My question is if, theoretically, the speed of light was different in different directions, could this detect that difference?

Answer 1

How can you tell if the clocks are "synchronized?"

The problem is that what Physicists mean when they say "speed of light" isn't just the speed of light. They're really talking about the speed of "cause and effect." It's the fundamental speed limit of the universe.

Any attempt to find out whether the two clocks received the light pulses at the same time, means moving something back to the starting point. Maybe a light signal, maybe some other signal, maybe you move the clocks themselves; but you can't complete the measurement until you have sent something back. Whatever the something is, it's still a "cause" that has an "effect." The experiment no longer is "one way."

Answer 2

The guy in "Veritasium" is technically right that the speed of light has always been measured from a round trip, i.e. it is the two-way speed, and the one-way speed has never been exactly measured. Einstein said in his theory that he stipulated that the one-way speed must be assumed to be the same as the two-way speed. However, he then formulated the Special Theory of Relativity and you could say that it is as well established now as Newton's laws of motion were in 1905, and no one has ever conducted an experiment that showed it to be wrong or that showed that a one-way speed was different from c.

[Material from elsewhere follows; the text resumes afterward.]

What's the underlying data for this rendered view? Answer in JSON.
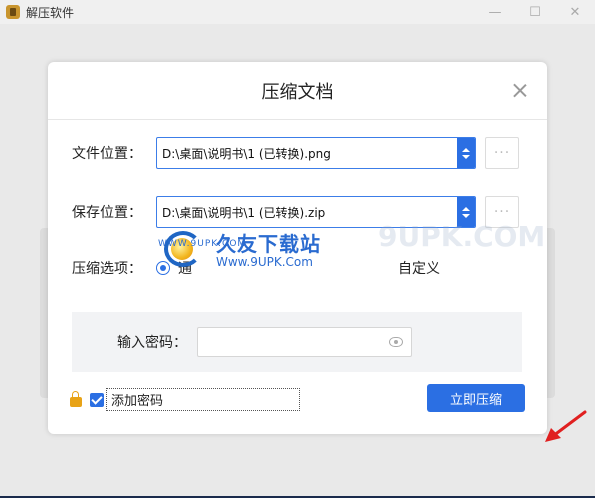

When I watched the video I noticed that he suggested a one-way speed experiment where two atomic clocks were synchronised and then one of them was moved 1km away from the other. Subsequently a laser beam pulse was fired from the first to the second to measure the one-way speed. He then said that the two clocks would not really be synchronised because one would have been moved and "moving clocks run slow". I was amazed to hear him say this because it is so obvious that the time dilation would be incredibly small and could not possibly be measured. Try calculating it using almost any sensible speed.

Regarding your experiment, I cannot see why it wouldn't measure the difference in speeds (or demonstrate that no difference existed) but it is not as symmetrical as it is intended to be. If the Earth was indeed moving in an objective way through space at a high relativistic speed (as suggested in the video) then the time dilations would be different for clocks A and B when they were moved.

After you've finished thinking about all of this it is important to remember that two clocks A and C, which have been carefully synchronised in one inertial frame would not be seen to be synchronised by an observer moving at a high relativistic speed in the direction of separation of the clocks, and this is a fundamental part of the Special Theory. If you simply look at the two clocks from position B through telescopes, you will see them to be synchronised. However, to be consistent with the theory, an observer who is moving at high speed in the direction C to A (and sees you moving from A towards C) will see you moving towards the light from C, giving an earlier time and away from the light from A, giving a later time.